An anchor of the classic mid-century Nashville sound, the pedal steel guitar has been a trusted part of the broader pop palette at least since Jerry Garcia added affable, if primitive, pedal steel to Crosby, Stills, Nash & Young’s “Teach Your Children” in 1969 and B.J. Cole provided atmosphere on Elton John’s “Tiny Dancer” in 1971. But over the past decade and change, a vibrant new generation of players have taken up the unusual instrument, directing its microtonal bends and aching cries towards more modern expressions.
“I think it’s an instrument that begs to be used texturally, and outside the way it was originally designed to be used,” says the California-based Chuck Johnson, whose 2017 album Balsams and subsequent live releases have used pedal steel as a tool to generate glowing, complex ambient music. “You can pluck a chord and use the pedals and levers to move some of those voices in different directions, which is something no other instrument can do,” he says of its ability to limitlessly bend notes. “Without even moving the bar, you can do really interesting counterpoint. Add to that all the microtonal possibilities. Whether you’re moving the bar or using the [knee] levers, it’s always a glide to wherever you end up.”

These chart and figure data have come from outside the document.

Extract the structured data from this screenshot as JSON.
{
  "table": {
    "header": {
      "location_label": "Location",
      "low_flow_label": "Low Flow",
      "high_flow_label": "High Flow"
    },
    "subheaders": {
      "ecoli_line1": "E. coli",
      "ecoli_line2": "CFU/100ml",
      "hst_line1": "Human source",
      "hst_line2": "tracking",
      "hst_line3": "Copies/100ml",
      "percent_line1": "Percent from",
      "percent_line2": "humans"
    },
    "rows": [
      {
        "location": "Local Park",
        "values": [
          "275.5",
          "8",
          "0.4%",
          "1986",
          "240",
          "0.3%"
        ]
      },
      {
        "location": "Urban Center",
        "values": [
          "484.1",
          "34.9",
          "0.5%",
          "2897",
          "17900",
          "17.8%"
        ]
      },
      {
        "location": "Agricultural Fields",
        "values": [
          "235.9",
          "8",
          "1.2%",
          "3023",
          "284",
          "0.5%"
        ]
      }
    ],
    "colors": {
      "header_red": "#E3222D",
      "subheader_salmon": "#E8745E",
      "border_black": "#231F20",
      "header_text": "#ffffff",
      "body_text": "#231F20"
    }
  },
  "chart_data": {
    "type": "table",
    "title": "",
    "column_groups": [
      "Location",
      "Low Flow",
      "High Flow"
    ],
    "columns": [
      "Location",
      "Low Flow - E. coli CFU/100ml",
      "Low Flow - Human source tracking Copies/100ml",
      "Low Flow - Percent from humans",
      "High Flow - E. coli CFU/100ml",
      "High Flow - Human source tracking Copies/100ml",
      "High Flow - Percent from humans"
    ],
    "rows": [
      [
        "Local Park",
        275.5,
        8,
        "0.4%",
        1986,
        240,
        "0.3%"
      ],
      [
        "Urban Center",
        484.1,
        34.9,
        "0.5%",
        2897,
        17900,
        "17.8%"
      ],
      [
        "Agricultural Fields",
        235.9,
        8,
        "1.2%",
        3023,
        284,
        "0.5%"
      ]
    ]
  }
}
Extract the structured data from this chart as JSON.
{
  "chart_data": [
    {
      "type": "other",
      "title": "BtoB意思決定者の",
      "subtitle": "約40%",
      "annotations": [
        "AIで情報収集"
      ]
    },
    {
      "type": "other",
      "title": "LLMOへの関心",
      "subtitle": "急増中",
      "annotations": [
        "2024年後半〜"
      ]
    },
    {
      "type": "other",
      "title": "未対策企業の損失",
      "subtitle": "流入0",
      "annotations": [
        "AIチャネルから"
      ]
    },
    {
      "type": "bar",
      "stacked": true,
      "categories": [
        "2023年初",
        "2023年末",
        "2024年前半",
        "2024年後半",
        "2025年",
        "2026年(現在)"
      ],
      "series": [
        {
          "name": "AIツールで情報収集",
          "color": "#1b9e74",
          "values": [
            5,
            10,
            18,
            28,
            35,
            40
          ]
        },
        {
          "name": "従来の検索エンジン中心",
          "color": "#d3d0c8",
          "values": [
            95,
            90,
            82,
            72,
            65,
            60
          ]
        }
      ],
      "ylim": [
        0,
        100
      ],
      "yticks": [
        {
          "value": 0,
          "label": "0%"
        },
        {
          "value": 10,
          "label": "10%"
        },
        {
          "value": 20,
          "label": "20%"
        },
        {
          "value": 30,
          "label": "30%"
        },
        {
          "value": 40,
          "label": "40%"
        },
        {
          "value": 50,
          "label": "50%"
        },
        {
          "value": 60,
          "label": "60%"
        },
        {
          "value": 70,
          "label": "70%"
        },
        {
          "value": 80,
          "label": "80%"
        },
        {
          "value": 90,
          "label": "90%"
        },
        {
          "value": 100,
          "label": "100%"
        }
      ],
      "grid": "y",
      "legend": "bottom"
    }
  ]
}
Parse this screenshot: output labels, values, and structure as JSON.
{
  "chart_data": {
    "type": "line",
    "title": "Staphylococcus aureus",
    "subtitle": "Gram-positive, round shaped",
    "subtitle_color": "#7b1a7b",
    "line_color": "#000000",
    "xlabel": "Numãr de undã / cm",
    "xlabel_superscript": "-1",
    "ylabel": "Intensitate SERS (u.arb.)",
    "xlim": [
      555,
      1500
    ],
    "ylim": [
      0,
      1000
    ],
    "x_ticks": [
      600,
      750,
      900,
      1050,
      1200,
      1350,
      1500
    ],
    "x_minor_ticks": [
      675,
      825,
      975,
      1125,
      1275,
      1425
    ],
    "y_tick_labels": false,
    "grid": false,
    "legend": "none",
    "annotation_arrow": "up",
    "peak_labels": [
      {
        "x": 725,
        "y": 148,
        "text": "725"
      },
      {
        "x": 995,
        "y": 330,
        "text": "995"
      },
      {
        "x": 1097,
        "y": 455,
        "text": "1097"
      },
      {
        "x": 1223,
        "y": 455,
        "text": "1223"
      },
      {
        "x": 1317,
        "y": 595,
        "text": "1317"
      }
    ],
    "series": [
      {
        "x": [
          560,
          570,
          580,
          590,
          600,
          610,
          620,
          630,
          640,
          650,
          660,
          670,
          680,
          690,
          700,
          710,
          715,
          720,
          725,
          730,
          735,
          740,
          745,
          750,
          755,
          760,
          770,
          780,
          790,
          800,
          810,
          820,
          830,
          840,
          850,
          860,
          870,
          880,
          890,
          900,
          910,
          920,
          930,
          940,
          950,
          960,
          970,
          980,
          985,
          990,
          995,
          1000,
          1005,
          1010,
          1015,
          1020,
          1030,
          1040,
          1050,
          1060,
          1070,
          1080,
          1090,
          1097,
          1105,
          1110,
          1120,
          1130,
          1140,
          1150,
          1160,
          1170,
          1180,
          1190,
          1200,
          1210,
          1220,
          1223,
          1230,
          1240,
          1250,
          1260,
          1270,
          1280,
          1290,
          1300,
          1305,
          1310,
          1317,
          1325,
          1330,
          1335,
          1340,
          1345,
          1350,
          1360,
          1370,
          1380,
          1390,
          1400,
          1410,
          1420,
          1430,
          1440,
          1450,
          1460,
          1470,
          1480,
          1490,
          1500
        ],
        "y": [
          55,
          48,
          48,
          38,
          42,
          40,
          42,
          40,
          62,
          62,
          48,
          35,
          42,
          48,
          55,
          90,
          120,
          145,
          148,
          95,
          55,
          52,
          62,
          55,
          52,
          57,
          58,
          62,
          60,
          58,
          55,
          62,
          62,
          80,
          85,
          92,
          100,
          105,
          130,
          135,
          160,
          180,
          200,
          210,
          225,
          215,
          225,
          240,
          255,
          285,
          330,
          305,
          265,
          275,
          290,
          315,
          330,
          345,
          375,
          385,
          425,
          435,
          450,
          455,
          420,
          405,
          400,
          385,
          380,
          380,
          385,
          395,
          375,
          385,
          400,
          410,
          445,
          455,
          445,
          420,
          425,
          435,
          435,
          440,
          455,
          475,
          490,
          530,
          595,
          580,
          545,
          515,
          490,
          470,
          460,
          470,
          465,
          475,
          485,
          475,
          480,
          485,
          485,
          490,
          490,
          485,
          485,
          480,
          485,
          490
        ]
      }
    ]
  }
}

An often misunderstood mechanical artifact from another time, the pedal steel remains odd in nearly every way. Its high lonesome moan can float over, or inside, pretty much anything; it can bend notes and blend chords in ways no other analog instrument can; and it sounds like nothing else — even the pedal-less steel guitar, for which it’s frequently confused. But for much of its life, it’s been synonymous with the wailing cries of country music, to the point of being virtually trapped by the genre.
“When somebody takes the stage [at a pedal steel convention] and plays something other than country, people get up and walk out,” says Tom Bradshaw, perhaps the world’s leading authority on the instrument. The founder of the now-defunct Steel Guitarist magazine, he has played and repaired pedal steels for nearly a half-century, selling parts through his Bay Area-based Pedal Steel Guitar Products. But Bradshaw worries about the instrument’s future. “It’s so often that kids are the ones who cause things to really get started and go, but the cost of the instrument is so much that it’s prohibitive for kids to get into it,” he says. Indeed — outside of classical, and despite its roots in working-class pop music, it is one of the most expensive instruments around, with the cheapest used models going for around $1,000.